A HIGH Court judge will tomorrow (Thursday) decide whether ScottishPower can build its £100million gas plant on the outskirts of Knutsford.

Mr Justice Davis said yesterday that he would deliver his verdict verbally after a two-day appeal in London.

He must decide if Deputy Prime Minister John Prescott was right to overrule a public inquiry inspector when he approved the plans for Byley.

The judge had warned protesters, who had travelled almost 200 miles to hear the case, that it might have taken months for his written judgement to be published.

"If I make a handed down judgement then I warnyou that it could take some time," he told them.

Their barrister William Upton QC said residents, who have already battled against the plans for more than four years, deserved to know immediately.

"It has to be said that it has been about two years since the end of the public inquiry," he said.

Lady Ann Winterton, MP for Congleton, was in court yesterday afternoon to support the 20 protesters who had packed the tiny court.
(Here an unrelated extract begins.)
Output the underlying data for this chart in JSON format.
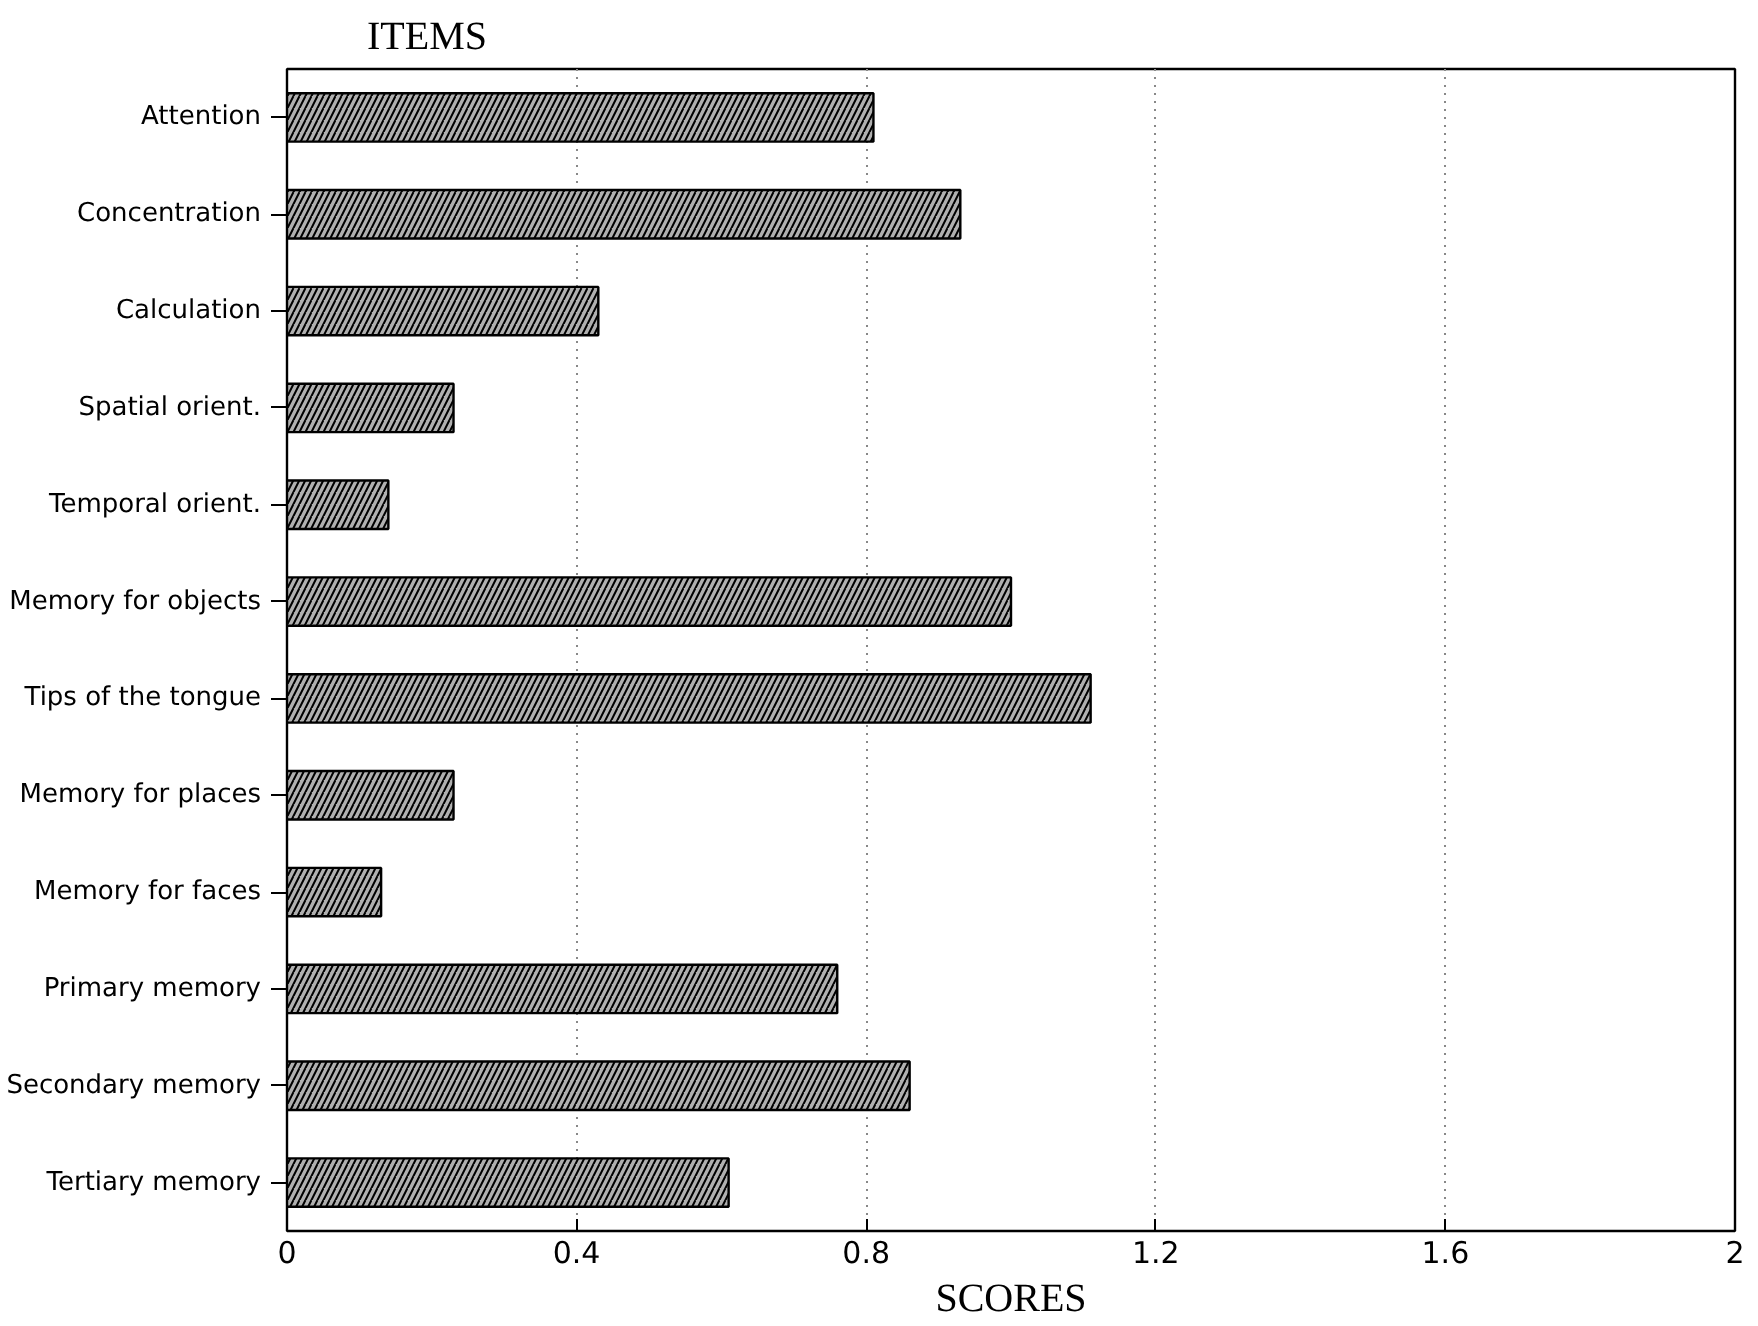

The judge had heard two days of evidence from barristers representing thousands of protesters, the Government and ScottishPower.

He had also sifted through hundreds of pages of documents containing legal arguments and planning policy.

Cranage Parish Council and three local residents had served the writ against Mr Prescott under section 188 of the Town and Country Planning Act 1990.

Mr Upton QC had spent Monday arguing that the decision should be reversed and highlighted issues under planning policy, health and safety, landscaping, need and human rights.

But yesterday Natalie Lieven QC, representing Mr Prescott, argued that he was right to ignore the independent inspector's ruling.

She argued that the plant, which would cover a site of 1.8 hectares and affect an area of 280 hectares, would serve a national need.